On the appointed day, the richness of history and flower of youth come together each spring beneath the twin spires at Churchill Downs, a reunion of time and place that is central to the Triple Crown of American racing.
The embrace of present and past is unique to the Derby, which is a watershed of dreams rippling across bedrock formed over 135 years by all thoroughbreds who have passed this way on the first Saturday of May in the third year of life, the immortal and the forgotten.

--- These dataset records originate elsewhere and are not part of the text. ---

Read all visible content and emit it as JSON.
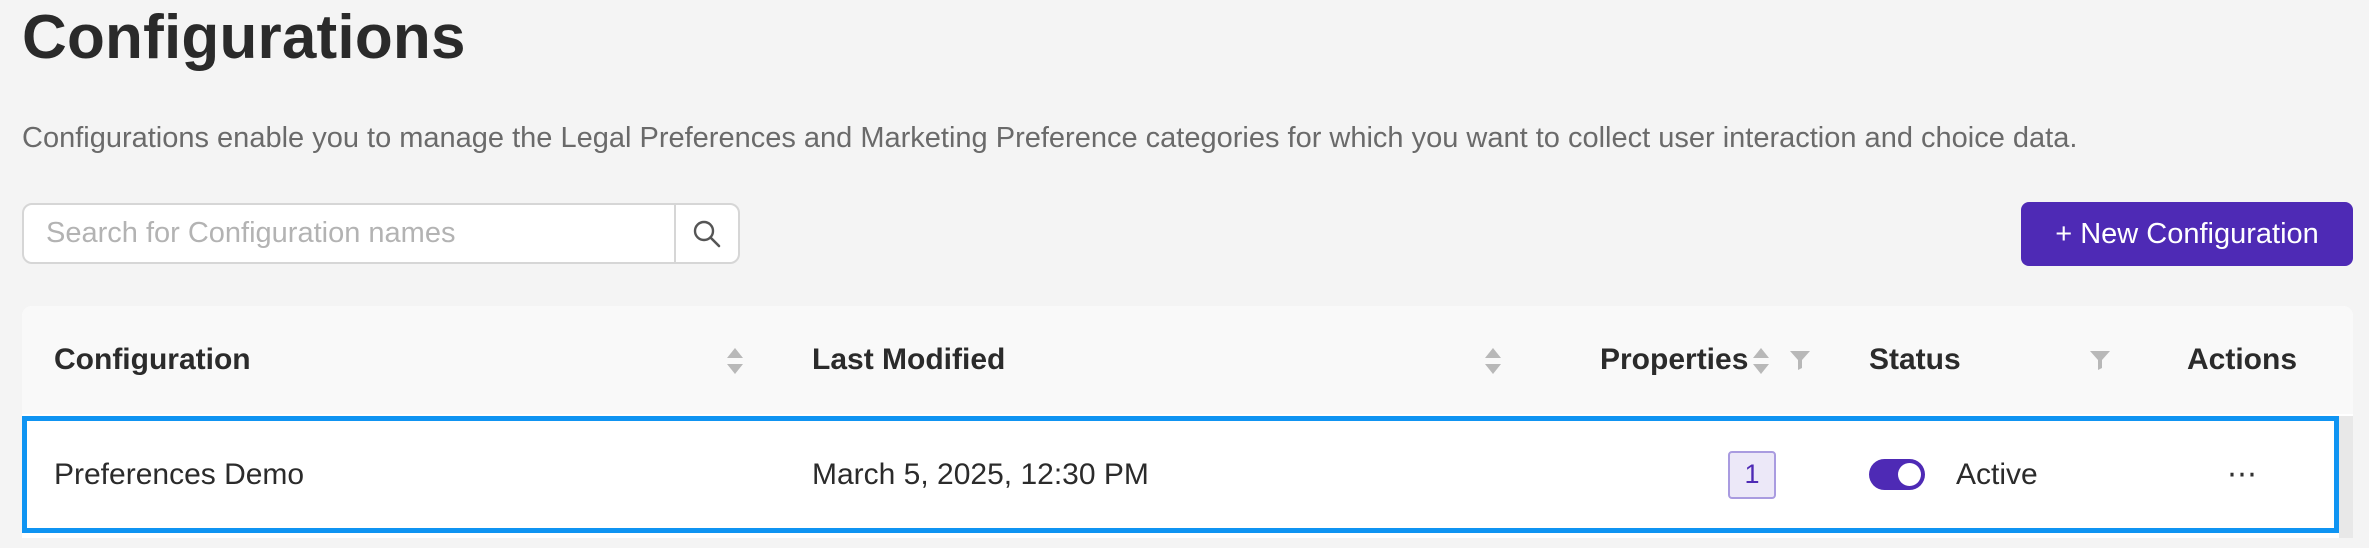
{
  "page": {
    "title": "Configurations",
    "description": "Configurations enable you to manage the Legal Preferences and Marketing Preference categories for which you want to collect user interaction and choice data."
  },
  "search": {
    "placeholder": "Search for Configuration names",
    "value": ""
  },
  "toolbar": {
    "new_label": "+ New Configuration"
  },
  "table": {
    "columns": {
      "configuration": "Configuration",
      "last_modified": "Last Modified",
      "properties": "Properties",
      "status": "Status",
      "actions": "Actions"
    },
    "rows": [
      {
        "configuration": "Preferences Demo",
        "last_modified": "March 5, 2025, 12:30 PM",
        "properties": "1",
        "status": "Active",
        "status_enabled": true,
        "actions": "⋯"
      }
    ]
  },
  "colors": {
    "accent": "#4e2ab5",
    "selection": "#0f94f2"
  },
  "icons": {
    "search": "search-icon",
    "sort": "sort-icon",
    "filter": "filter-icon",
    "more": "more-icon"
  }
}
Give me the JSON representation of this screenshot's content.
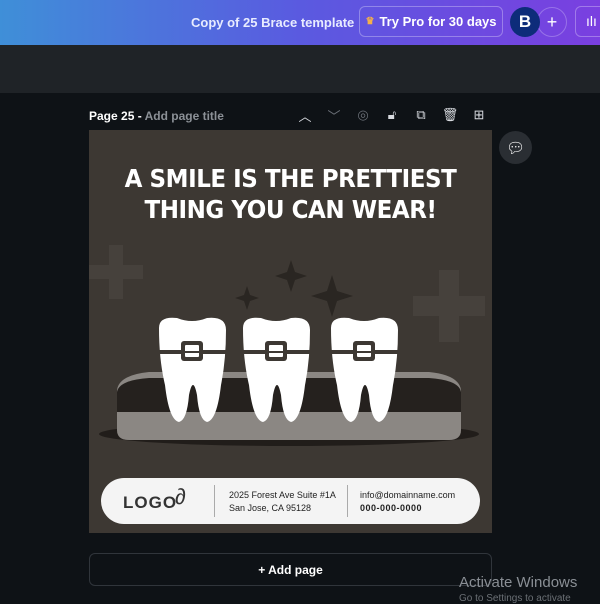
{
  "header": {
    "doc_title": "Copy of 25 Brace template",
    "try_pro": "Try Pro for 30 days",
    "avatar_initial": "B",
    "plus": "+",
    "stats_icon": "bar-chart-icon"
  },
  "page": {
    "label": "Page 25 - ",
    "title_placeholder": "Add page title"
  },
  "design": {
    "headline_line1": "A SMILE IS THE PRETTIEST",
    "headline_line2": "THING YOU CAN WEAR!",
    "logo": "LOGO",
    "address_line1": "2025 Forest Ave Suite #1A",
    "address_line2": "San Jose, CA 95128",
    "email": "info@domainname.com",
    "phone": "000-000-0000",
    "colors": {
      "background": "#3d3833",
      "accent": "#ffffff"
    }
  },
  "add_page": "+ Add page",
  "watermark": {
    "title": "Activate Windows",
    "subtitle": "Go to Settings to activate"
  }
}
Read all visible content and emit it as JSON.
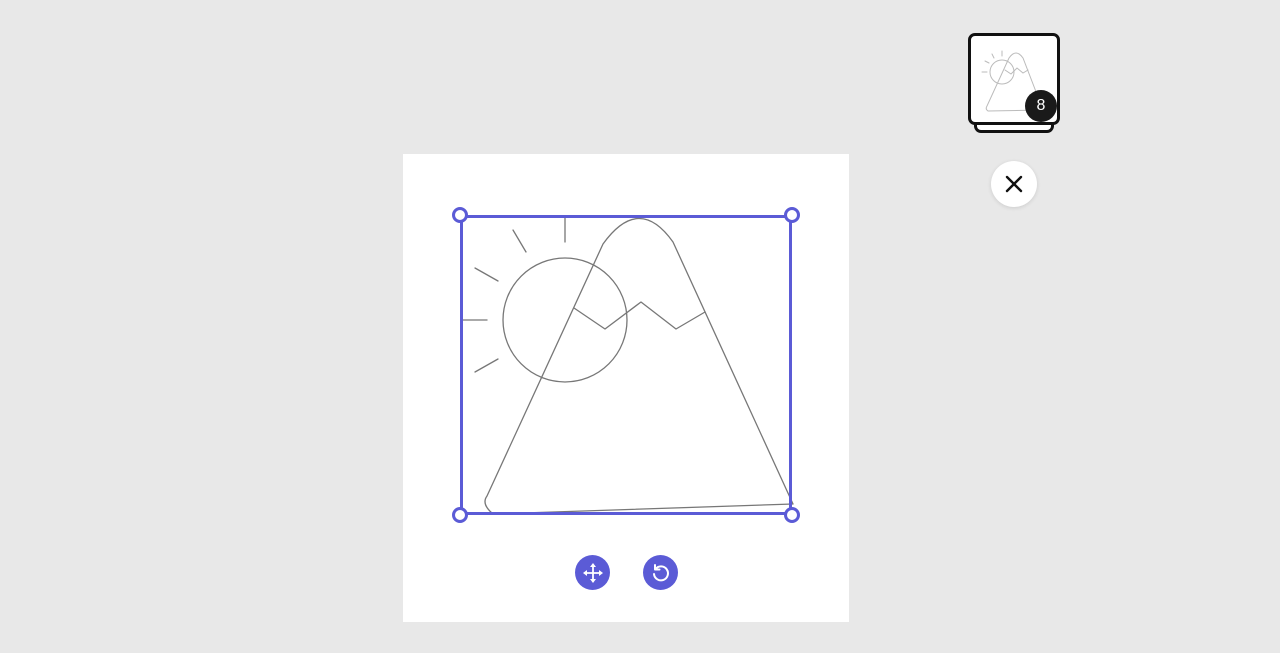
{
  "editor": {
    "accent_color": "#5b5bd6",
    "background_color": "#e8e8e8",
    "canvas_color": "#ffffff",
    "drawing": {
      "description_icon": "sun-and-mountain-sketch",
      "stroke_color": "#777777"
    },
    "tools": {
      "move_icon": "move-arrows-icon",
      "rotate_icon": "rotate-icon"
    }
  },
  "sidebar": {
    "image_stack": {
      "count": "8",
      "thumbnail_icon": "sun-and-mountain-thumbnail"
    },
    "close_icon": "close-icon"
  }
}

In every respect except official proclamation the first Saturday of May is an American holiday and though it comes at an early stage of the racing season the Kentucky Derby and the series it launches is also the sport’s best vehicle for widening the audience, for the exposure of a colorful and engaging past to the audience aware only of the present and then only for brief periods during a five-week span. The challenge is to engage that casual audience beyond the Triple Crown, a process that has been dramatically altered by evolving technology and the subsequent changing landscape of the nation’s racetracks.
Technology and simulcasting have moved the existing audience away from the racetracks and even the most involved horseplayers are in attendance less often than in the past. So, it becomes all the more important to maximize the events that provide exposure beyond the already initiated; to seize the opportunity afforded by commercial television exposure and other media, which have steadily in the last decade or two minimized racing coverage even in the largest and most fertile markets.
A widened exposure can be counterproductive. The allure of the Derby and Triple Crown as an introduction to the sport has in recent years taken severe body blows. The eventually fatal injury suffered by Barbaro in the 2006 Preakness and the death of Eight Belles after her courageous runner-up effort in the 2008 Derby have caused more people to turn away than to walk through the admission gates of a racetrack. The ground lost to tragedy will not be easily recovered.
The belief that the audience is aging without replacement is entirely fallacious. That canard has been passed from generation to generation, parent to child without ever having been realized. Were this true, racing by now would have no fans, no bettors, owners, breeders or trainers. Both the industry and its audience would have long ago disappeared. But successive generations of people introduced to racing by aging fans have themselves become aging fans. The difference nowadays is the method of introduction. If the audience has moved off site, the process of introducing the next generation to the sport has been inexorably altered.
Fans and bettors are made at the races – at Gulfstream Park and Tampa Bay Downs during the winter; at Keeneland in the spring and fall; at Saratoga during the summer -- not in front of a television. The exposure of major races on network television is icing on the cake, not what makes it rise. The experience is sensory, tactile and seductive. It involves exposure to horses at arm’s length, a place on the paddock rail on a sunny afternoon, a vantage point from which to experience the adrenaline rush of a head to head stretch drive. But first, someone must bring the neophyte to the races – one at a time.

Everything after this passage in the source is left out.